David Woltering

David Woltering

Reading recent articles in the San Mateo Daily Journal about the city of San Bruno navigating its way through current land-use applications has been interesting and informative about decision-makers, citizens and applicants and their respective interests and perspectives.

It strikes me that San Bruno has an opportunity working with these development applications to realize a vision developed as a result of more than a decade of community and regional work for revitalizing and meeting the needs of the community. The articles I am referring to include “San Bruno development denied,” by Austin Walsh, dated July 11, 2019, and “What’s next for San Bruno Housing Plan,” by Austin Walsh, dated Aug. 2, 2019.

These articles focus on the proposed Mills Park mixed-use development at the southwest corner of El Camino Real and San Bruno Avenue in San Bruno. The proposal is generally described as a mix of housing units and commercial space, including approximately 425 housing units and 46,000 square feet of commercial space. A 42,000-square-foot Whole Foods grocery store would be the primary commercial ground floor tenant.

The proposal was recently denied by the San Bruno City Council in an unusual 2-1 vote, where three affirmative votes were required for approval. The city’s Planning Commission had previously unanimously recommended that the City Council approve this project. The city of San Bruno has been assigned a Regional Housing Needs Allocation, or RHNA, of 1,155 units for the current state housing production period of 2015-2023. Thus far, the city has seen the production of approximately 119 units toward this goal.

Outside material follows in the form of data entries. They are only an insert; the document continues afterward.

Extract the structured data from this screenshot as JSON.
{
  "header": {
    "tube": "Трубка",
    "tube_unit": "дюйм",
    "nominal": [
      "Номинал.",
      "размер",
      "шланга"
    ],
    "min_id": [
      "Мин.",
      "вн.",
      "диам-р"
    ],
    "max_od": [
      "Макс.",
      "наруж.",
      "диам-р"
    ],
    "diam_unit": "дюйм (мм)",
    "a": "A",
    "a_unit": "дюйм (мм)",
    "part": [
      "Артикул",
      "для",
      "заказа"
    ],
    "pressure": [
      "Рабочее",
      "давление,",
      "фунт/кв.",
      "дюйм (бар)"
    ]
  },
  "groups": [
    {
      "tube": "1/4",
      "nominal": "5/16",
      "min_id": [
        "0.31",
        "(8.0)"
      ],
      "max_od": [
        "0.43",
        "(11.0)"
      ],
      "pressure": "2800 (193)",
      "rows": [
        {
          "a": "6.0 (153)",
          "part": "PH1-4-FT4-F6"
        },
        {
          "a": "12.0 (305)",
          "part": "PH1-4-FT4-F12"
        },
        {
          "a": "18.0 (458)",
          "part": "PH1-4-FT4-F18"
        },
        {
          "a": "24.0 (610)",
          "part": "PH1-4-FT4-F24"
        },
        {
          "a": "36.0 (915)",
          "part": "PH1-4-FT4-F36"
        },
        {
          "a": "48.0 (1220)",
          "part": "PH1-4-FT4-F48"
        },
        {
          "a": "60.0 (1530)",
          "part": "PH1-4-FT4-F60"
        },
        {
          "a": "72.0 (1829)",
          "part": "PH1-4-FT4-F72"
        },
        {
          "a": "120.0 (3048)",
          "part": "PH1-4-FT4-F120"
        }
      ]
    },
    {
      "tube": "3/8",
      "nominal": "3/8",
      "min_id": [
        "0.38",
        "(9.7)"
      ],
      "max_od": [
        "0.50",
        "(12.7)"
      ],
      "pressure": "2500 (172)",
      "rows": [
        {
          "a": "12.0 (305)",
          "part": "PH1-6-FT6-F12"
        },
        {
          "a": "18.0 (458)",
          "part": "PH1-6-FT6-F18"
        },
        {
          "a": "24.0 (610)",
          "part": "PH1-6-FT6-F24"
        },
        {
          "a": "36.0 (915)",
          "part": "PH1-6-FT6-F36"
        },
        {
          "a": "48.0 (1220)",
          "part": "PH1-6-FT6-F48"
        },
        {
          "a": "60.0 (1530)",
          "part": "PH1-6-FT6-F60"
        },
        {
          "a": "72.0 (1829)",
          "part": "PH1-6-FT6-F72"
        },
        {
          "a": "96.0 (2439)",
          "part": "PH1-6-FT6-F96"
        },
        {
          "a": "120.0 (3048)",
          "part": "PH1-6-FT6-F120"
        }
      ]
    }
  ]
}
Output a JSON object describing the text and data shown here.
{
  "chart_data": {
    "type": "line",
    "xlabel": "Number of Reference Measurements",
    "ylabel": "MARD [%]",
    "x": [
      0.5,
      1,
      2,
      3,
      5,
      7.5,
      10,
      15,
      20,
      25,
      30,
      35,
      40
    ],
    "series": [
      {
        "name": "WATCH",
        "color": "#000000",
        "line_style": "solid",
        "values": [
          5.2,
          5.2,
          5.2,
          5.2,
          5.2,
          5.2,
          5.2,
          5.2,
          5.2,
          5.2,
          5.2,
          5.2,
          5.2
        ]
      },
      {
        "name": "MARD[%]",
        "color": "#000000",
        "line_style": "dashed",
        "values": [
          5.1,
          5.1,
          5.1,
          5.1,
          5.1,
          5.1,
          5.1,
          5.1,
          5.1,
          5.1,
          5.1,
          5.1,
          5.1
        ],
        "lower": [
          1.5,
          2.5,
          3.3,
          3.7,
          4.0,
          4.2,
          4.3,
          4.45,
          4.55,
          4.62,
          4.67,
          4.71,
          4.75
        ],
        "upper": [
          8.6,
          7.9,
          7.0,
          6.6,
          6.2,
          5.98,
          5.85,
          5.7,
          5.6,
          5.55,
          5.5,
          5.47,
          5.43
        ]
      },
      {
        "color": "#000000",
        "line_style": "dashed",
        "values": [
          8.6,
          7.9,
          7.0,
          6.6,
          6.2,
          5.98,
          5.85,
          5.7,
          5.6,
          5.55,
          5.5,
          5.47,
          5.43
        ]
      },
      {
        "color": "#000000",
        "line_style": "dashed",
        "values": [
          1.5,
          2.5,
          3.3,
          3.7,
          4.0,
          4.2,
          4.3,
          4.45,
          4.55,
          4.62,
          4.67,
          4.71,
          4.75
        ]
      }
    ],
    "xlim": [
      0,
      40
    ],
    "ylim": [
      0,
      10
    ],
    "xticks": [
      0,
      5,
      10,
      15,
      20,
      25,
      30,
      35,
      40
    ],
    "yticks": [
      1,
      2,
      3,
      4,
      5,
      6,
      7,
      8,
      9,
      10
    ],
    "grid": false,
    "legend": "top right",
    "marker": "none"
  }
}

Given the shortage of housing, and particularly affordable housing, in the San Francisco Bay Area and the state, a circumstance that is widely acknowledged as a housing crisis, the California Department of Housing has indicated its concerns about the denial of the proposed Mills Park Development project. The proposed project has been acknowledged to be in compliance with the city’s General Plan and would add much needed housing, including 64 deed-restricted affordable housing units. Moreover, this proposed project supports the guiding principles of Grand Boulevard Initiative, a vision for bringing housing and a mixed-use, pedestrian friendly, high quality design environment to El Camino Real from Daly City to San Jose. This Grand Boulevard vision is formally supported and reflected in San Bruno’s adopted General Plan, the San Bruno Transit Corridors Specific Plan, adopted in February 2013, the passage of Measure N by San Bruno voters in November of 2014, and by more than 30 other cities, counties, agencies and organizations.

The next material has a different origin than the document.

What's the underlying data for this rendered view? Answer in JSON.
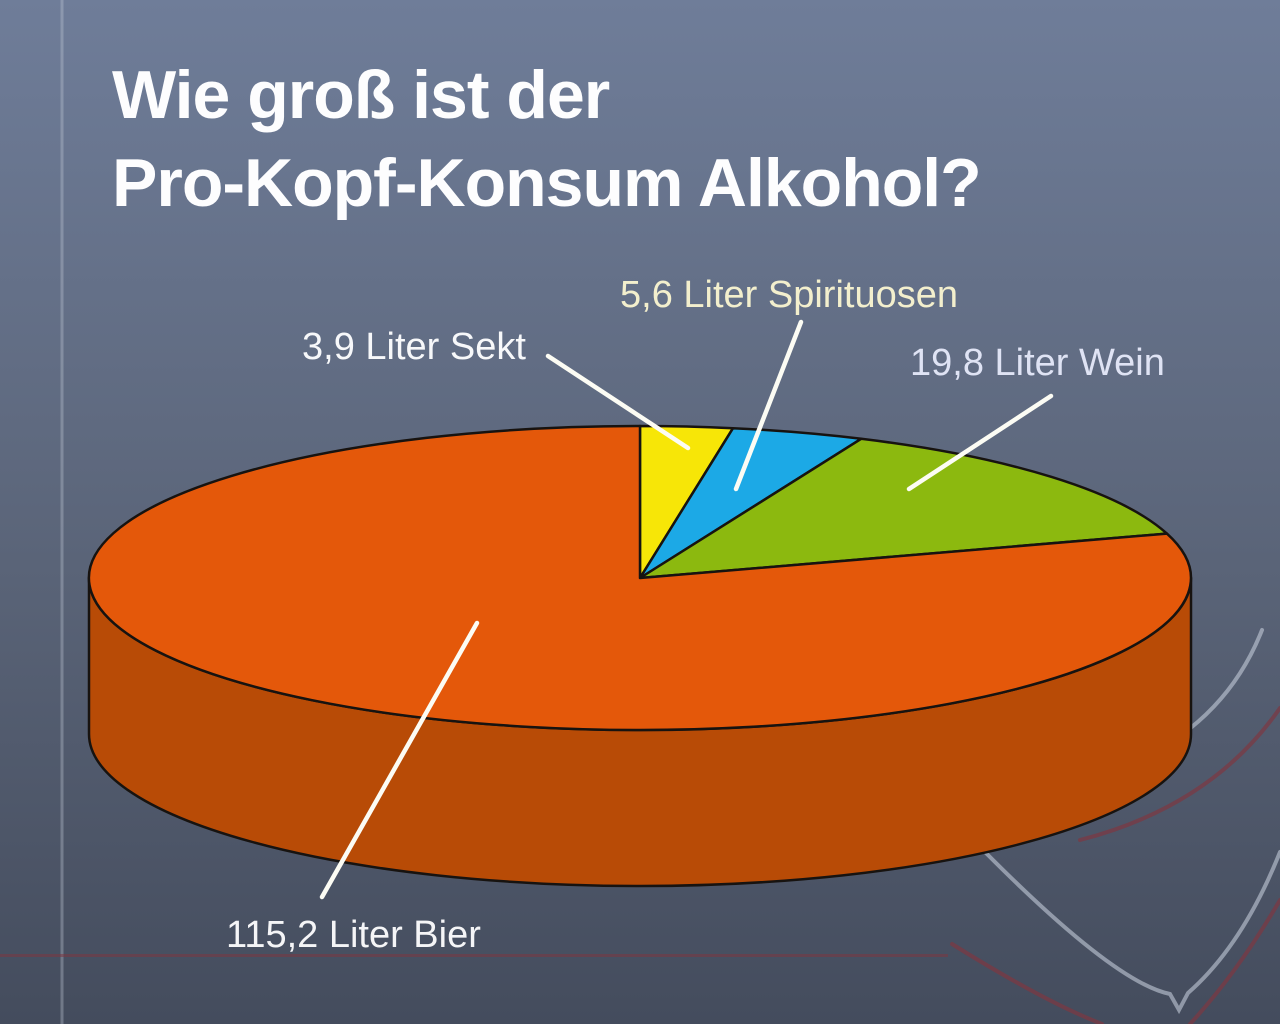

The denial of the Mills Park development proposal is concerning, not only given the departure from over a decade of community and regional work and the gap between the city’s actual housing production and target for housing production during the current RHNA period, but amplified by the fact that YouTube, which has its headquarters in San Bruno, and is located in the Bayhill Business Park across San Bruno Avenue from the Mills Park Development site, is seeking to expand by up to 2.5 million square feet of space. This amount of proposed development is beyond the current development assumptions in the San Bruno General Plan and would result in thousands of new employees and, in turn, the need for thousands of new housing units to directly and indirectly support the demand for housing generated by these employees.

Successful land-use and transportation planning is achieved when “Complete Neighborhoods” are being created. Complete Neighborhoods have a balanced mix of land uses, with housing, employment centers, public transit and services proximate to one another.

The San Bruno Transit Corridors Specific Plan envisions a “Complete Neighborhood” pattern of development for the 155-acre area it covers which includes portions of San Mateo Avenue, El Camino Real, Huntington Avenue, San Bruno Avenue, San Bruno’s downtown, its Caltrain and BART stations, as well as the proposed Mills Park Development site. The Transit Corridors Specific Plan has provided a clear vision, with incentives for private investment. The pump has been primed and the long overdue private investment and revitalization in an appropriate “pattern of development” is occurring in San Bruno.

San Bruno decision-makers should be encouraged to reconsider and approve the proposed Mills Park development as its supports a sound and responsible vision in the TCP that, over time, will reduce auto dependency and promote walking, bicycling and use of public transit by creating complete, balanced, compact, mixed-use environments where housing, jobs, transit opportunities and services are in close proximity to one another.

David Woltering, AICP, MPA, is a community planning consultant in the San Francisco Bay Area and former Community Development director for the City of San Bruno from 2013 to 2018. Mr. Woltering has participated at International Making Cities Livable conferences speaking on topics ranging from housing, growth management and transit-oriented development to tech campus development.